Jakarta (ANTARA News) - Pemerintah memastikan, hanya akan membantu sekitar 30 persen untuk biaya setiap pembebasan lahan proyek jalan tol di tanah air.

"Mampunya hanya 30 persen karena banyak daerah lain yang juga perlu dibantu oleh pemerintah, khususnya untuk infrastruktur di Indonesia timur," kata Wakil Menteri Pekerjaan Umum (PU), Hermanto Dardak dalam Dialog Nasional "Pembebasan Lahan, Masalah Kronis Pembangunan Infrastruktur", di Jakarta, Rabu.

Oleh karena itu, lanjut Hermanto Dardak , pemerintah berharap ke-24 proyek jalan tol yang baru saja lolos evaluasi dan dinyatakan layak secara ekonomi dan finansial dapat ditangani oleh swasta.

"Artinya, pemerintah hanya ambil peran 30 persen saja, selebihnya adalah investor yang bersangkutan," katanya.

Melalui pola itu, katanya, bantuan dana pemerintah akan lebih diarahkan untuk membantu ruas-ruas tol yang dinilai perlu didorong agar dapat terealisasi.

Namun, Hermanto enggan merinci, mana dari 24 ruas tol yang baru saja dievaluasi itu yang termasuk perlu didorong.

Ia juga mengatakan, sementara untuk proyek-proyek tol baru dan yang sedang disiapkan pemerintah ke depan, pembebasan lahan tanggung jawab pemerintah, sebelum proyek tol tersebut dikerjakan.

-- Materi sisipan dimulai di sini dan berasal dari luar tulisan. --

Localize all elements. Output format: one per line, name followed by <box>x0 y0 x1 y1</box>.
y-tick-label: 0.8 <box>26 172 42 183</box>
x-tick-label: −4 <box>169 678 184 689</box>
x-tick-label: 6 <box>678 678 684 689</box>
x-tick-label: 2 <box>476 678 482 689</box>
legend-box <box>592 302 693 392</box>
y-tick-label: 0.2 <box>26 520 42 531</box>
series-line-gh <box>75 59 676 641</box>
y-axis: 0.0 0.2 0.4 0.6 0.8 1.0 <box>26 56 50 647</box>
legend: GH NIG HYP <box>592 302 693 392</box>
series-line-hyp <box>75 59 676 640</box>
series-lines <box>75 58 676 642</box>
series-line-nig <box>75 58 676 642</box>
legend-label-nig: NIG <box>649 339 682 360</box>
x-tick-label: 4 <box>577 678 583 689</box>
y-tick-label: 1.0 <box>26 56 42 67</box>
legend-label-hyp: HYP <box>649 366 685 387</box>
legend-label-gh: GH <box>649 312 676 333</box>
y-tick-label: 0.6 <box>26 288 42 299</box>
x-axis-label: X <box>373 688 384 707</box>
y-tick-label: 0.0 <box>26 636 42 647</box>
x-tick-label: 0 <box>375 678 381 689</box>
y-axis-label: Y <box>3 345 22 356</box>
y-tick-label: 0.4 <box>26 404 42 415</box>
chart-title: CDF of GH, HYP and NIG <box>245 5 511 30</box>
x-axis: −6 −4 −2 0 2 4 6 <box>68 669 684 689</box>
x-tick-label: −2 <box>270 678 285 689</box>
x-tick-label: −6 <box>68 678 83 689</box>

"Saat ini sudah ada kesepakatan pemerintah dengan mengucurkana dana Rp3,8 triliun untuk pembebasan lahann tol," kata Hermanto.


Biaya membengkak

Pada bagian lain, Hermanto membenarkan bahwa salah satu dampak dari terhambatnya pembebasan lahan 24 ruas proyek tol tersebut adalah biaya investasinya membengkak sebesar 40 persen.

"Dulunya hanya sekitar Rp77 triliun, lalu Rp112 triliun dengan panjang mencapai 949,35 kilometer," katanya.

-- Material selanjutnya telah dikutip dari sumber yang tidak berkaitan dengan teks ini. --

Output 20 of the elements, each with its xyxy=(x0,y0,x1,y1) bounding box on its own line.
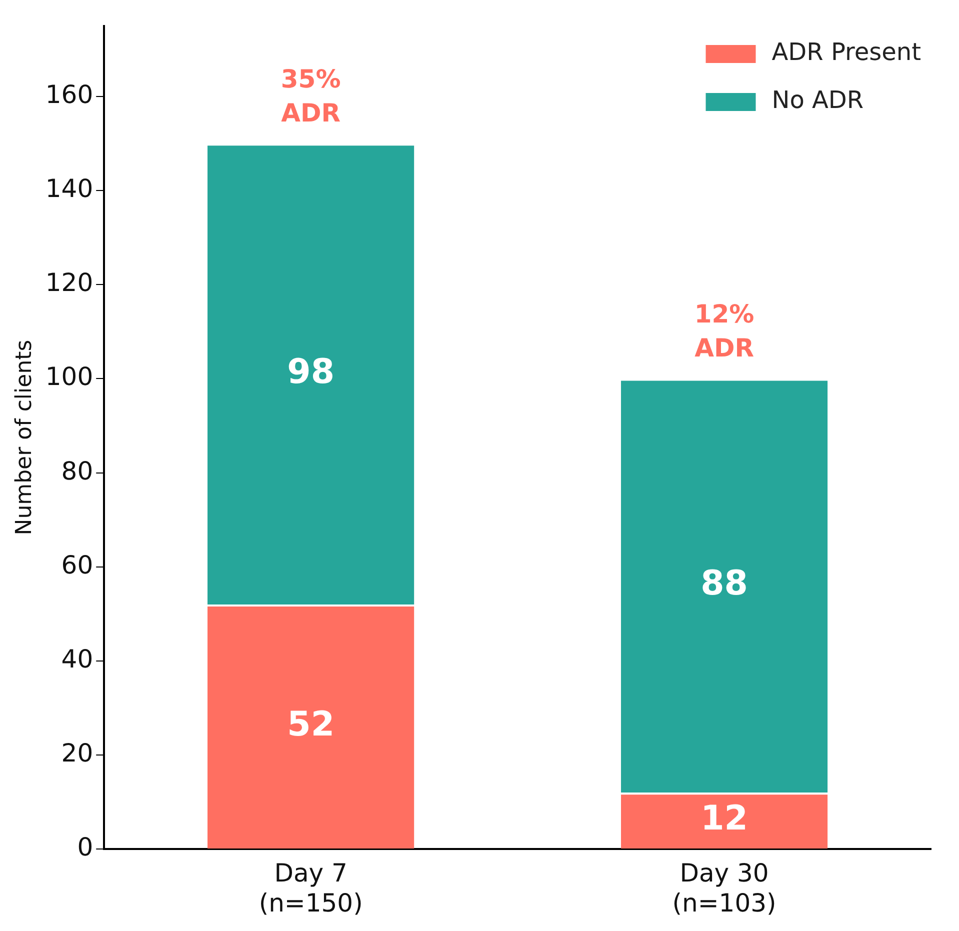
legend-label: No ADR xyxy=(772,86,864,114)
y-tick-label: 100 xyxy=(45,362,94,392)
x-tick-label: Day 30 (n=103) xyxy=(672,858,776,918)
y-tick-label: 120 xyxy=(45,268,94,298)
y-tick-label: 80 xyxy=(61,456,94,486)
y-tick-label: 140 xyxy=(45,174,94,204)
y-tick-label: 160 xyxy=(45,80,94,110)
y-tick-label: 0 xyxy=(77,832,94,862)
data-label: 98 xyxy=(287,352,334,392)
annotation: 12% ADR xyxy=(694,300,754,363)
y-tick-label: 20 xyxy=(61,738,94,768)
data-label: 88 xyxy=(700,563,748,604)
legend-label: ADR Present xyxy=(772,38,921,66)
annotation: 35% ADR xyxy=(280,64,341,128)
y-tick-label: 40 xyxy=(61,644,94,674)
y-tick-label: 60 xyxy=(61,550,94,580)
y-axis-title: Number of clients xyxy=(12,340,37,536)
x-tick-label: Day 7 (n=150) xyxy=(258,858,363,918)
data-label: 52 xyxy=(287,704,334,744)
data-label: 12 xyxy=(700,798,748,838)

Hal itu terjadi karena biaya konstruksi terus meningkat dan juga persoalan pembebasan lahan akibat mundurnya pelaksanaan konstruksi.

Terkait ganti rugi lahan, tambahnya, pemerintah telah memperhitungkan secara matang sehingga harga yang dinilai merupakan harga yang sangat wajar.

"Pada RUU Pembebasan lahan itu, prosesnya akan didampingi oleh lembaga penilai harga tanah independen, tanpa mengabaikan opsi lain misalnya langsung dengan uarang tunai, relokasi tempat tinggal atau lainnya," katanya.

Menyinggung pembahasan RUU Pembebasan Lahan untuk Kepentingan Publik, Hermanto mengharapkan DPR agar segera dituntaskan dan disahkan.

"Jika pertengahan tahun bisa disetujui, maka pembebasan lahan 24 ruas tol hasil evaluasi itu ditargetkan selesai pada akhir tahun ini. Kita ingin ada percepatan," katanya.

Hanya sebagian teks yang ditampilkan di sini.